Wednesday, March 29, 2006

Getting Your PR Right

Some might think the title of this post will lead them to the ultimate tips for getting media attention. It's not. It's about getting the right attention in words that will not haunt you for hours, days or months after a release is published.

A real-world truth we need to remember is writers and editors at publications we send releases to will not (in almost every case) publish what we send in its original length. They will boil down what we submit to fit the space they have. No matter how eloquent our prose they (writers and editors) have to turn 30, 60, or 100 words into about 25. That's the way it is. The ONLY way it stays just as long or gets longer is if they decide it is "story" worthy; And they are going to write the story. Not us.

So my lesson, my reminder of this truth started last September when I transmitted a press release about my firm's involvement in a very worthy cause that we had joined behind several other firms here in Southern California. In the release it included our participation as one part of many.

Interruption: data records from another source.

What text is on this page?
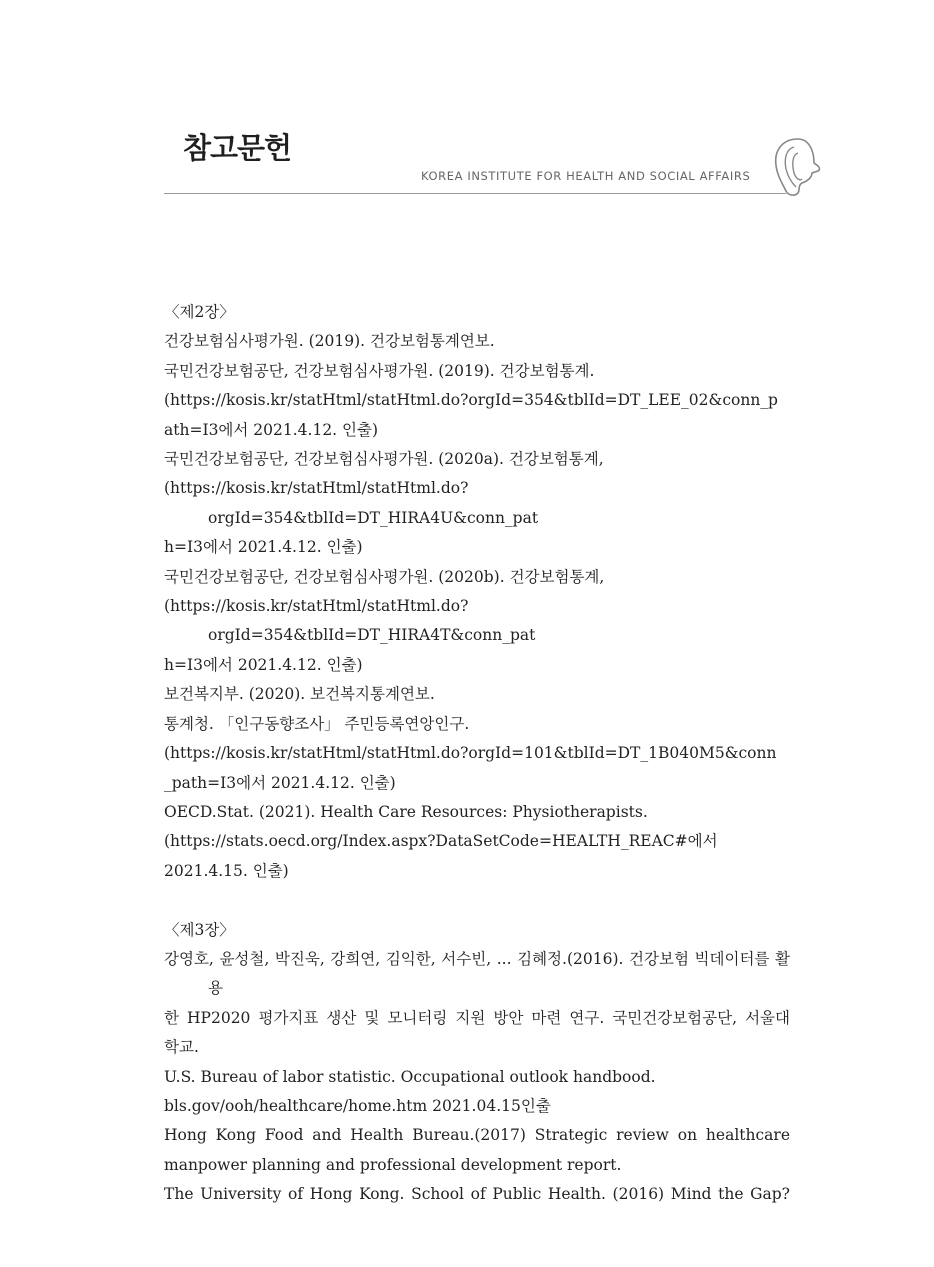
참고문헌
KOREA INSTITUTE FOR HEALTH AND SOCIAL AFFAIRS

〈제2장〉

건강보험심사평가원. (2019). 건강보험통계연보.

국민건강보험공단, 건강보험심사평가원. (2019). 건강보험통계.
(https://kosis.kr/statHtml/statHtml.do?orgId=354&tblId=DT_LEE_02&conn_p
ath=I3에서 2021.4.12. 인출)

국민건강보험공단, 건강보험심사평가원. (2020a). 건강보험통계,
(https://kosis.kr/statHtml/statHtml.do?orgId=354&tblId=DT_HIRA4U&conn_pat
h=I3에서 2021.4.12. 인출)

국민건강보험공단, 건강보험심사평가원. (2020b). 건강보험통계,
(https://kosis.kr/statHtml/statHtml.do?orgId=354&tblId=DT_HIRA4T&conn_pat
h=I3에서 2021.4.12. 인출)

보건복지부. (2020). 보건복지통계연보.

통계청. 「인구동향조사」 주민등록연앙인구.
(https://kosis.kr/statHtml/statHtml.do?orgId=101&tblId=DT_1B040M5&conn
_path=I3에서 2021.4.12. 인출)

OECD.Stat. (2021). Health Care Resources: Physiotherapists.
(https://stats.oecd.org/Index.aspx?DataSetCode=HEALTH_REAC#에서
2021.4.15. 인출)

〈제3장〉

강영호, 윤성철, 박진욱, 강희연, 김익한, 서수빈, ... 김혜정.(2016). 건강보험 빅데이터를 활용
한 HP2020 평가지표 생산 및 모니터링 지원 방안 마련 연구. 국민건강보험공단, 서울대
학교.

U.S. Bureau of labor statistic. Occupational outlook handbood.
bls.gov/ooh/healthcare/home.htm 2021.04.15인출

Hong Kong Food and Health Bureau.(2017) Strategic review on healthcare
manpower planning and professional development report.

The University of Hong Kong. School of Public Health. (2016) Mind the Gap?
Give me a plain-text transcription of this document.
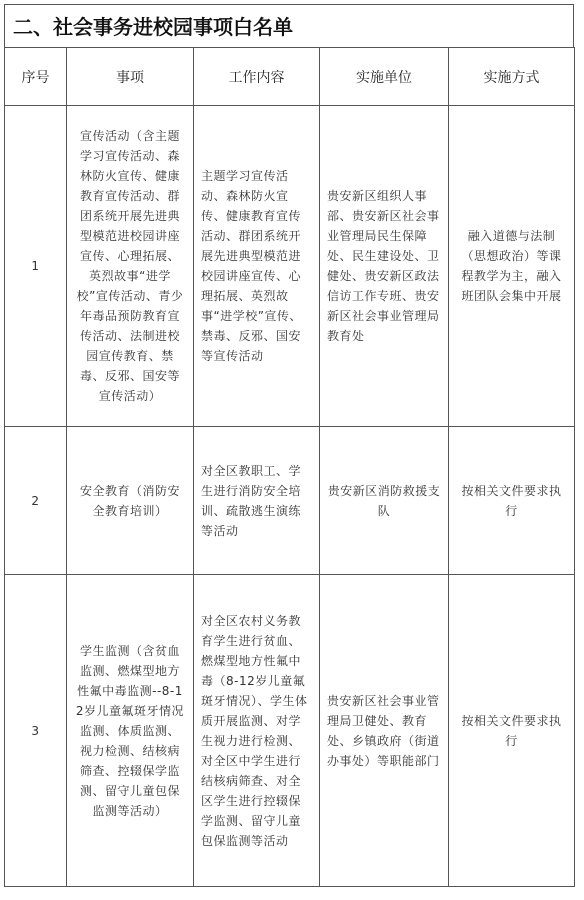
二、社会事务进校园事项白名单
序号	事项	工作内容	实施单位	实施方式
1	宣传活动（含主题学习宣传活动、森林防火宣传、健康教育宣传活动、群团系统开展先进典型模范进校园讲座宣传、心理拓展、英烈故事“进学校”宣传活动、青少年毒品预防教育宣传活动、法制进校园宣传教育、禁毒、反邪、国安等宣传活动）	主题学习宣传活动、森林防火宣传、健康教育宣传活动、群团系统开展先进典型模范进校园讲座宣传、心理拓展、英烈故事“进学校”宣传、禁毒、反邪、国安等宣传活动	贵安新区组织人事部、贵安新区社会事业管理局民生保障处、民生建设处、卫健处、贵安新区政法信访工作专班、贵安新区社会事业管理局教育处	融入道德与法制（思想政治）等课程教学为主，融入班团队会集中开展
2	安全教育（消防安全教育培训）	对全区教职工、学生进行消防安全培训、疏散逃生演练等活动	贵安新区消防救援支队	按相关文件要求执行
3	学生监测（含贫血监测、燃煤型地方性氟中毒监测--8-12岁儿童氟斑牙情况监测、体质监测、视力检测、结核病筛查、控辍保学监测、留守儿童包保监测等活动）	对全区农村义务教育学生进行贫血、燃煤型地方性氟中毒（8-12岁儿童氟斑牙情况）、学生体质开展监测、对学生视力进行检测、对全区中学生进行结核病筛查、对全区学生进行控辍保学监测、留守儿童包保监测等活动	贵安新区社会事业管理局卫健处、教育处、乡镇政府（街道办事处）等职能部门	按相关文件要求执行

This week.... THIS week a publication ran our release (edited of course) and in its (publication writer) edited version it read like we were responsible for what this group of firms had accomplished. NOT GOOD! Now we are dealing with alienated administrators and MP's of other firms around a truly good thing we had all done together. To give credit where due; We didn't lead this group, we followed.

The short fix was to get the publication to issue a correction in the next print. Done. And some phone calls to bruised parties with apologies and telling them how we are correcting the goof in print. Done.

The long fix is to start reading my releases as edited shorts. I even have a reporter friend that I have enlisted (at no-charge thank you) to read my releases in the eyes of an editor. How would an editor take the release apart? What would they use and what would disappear?

When we craft our releases we like to shave the fine line of spin to represent the best messages... That line dissolves in the hands of a writer tasked with creating a 30 word block when we've submitted 120.

Lesson; My releases just got shorter and tighter. You?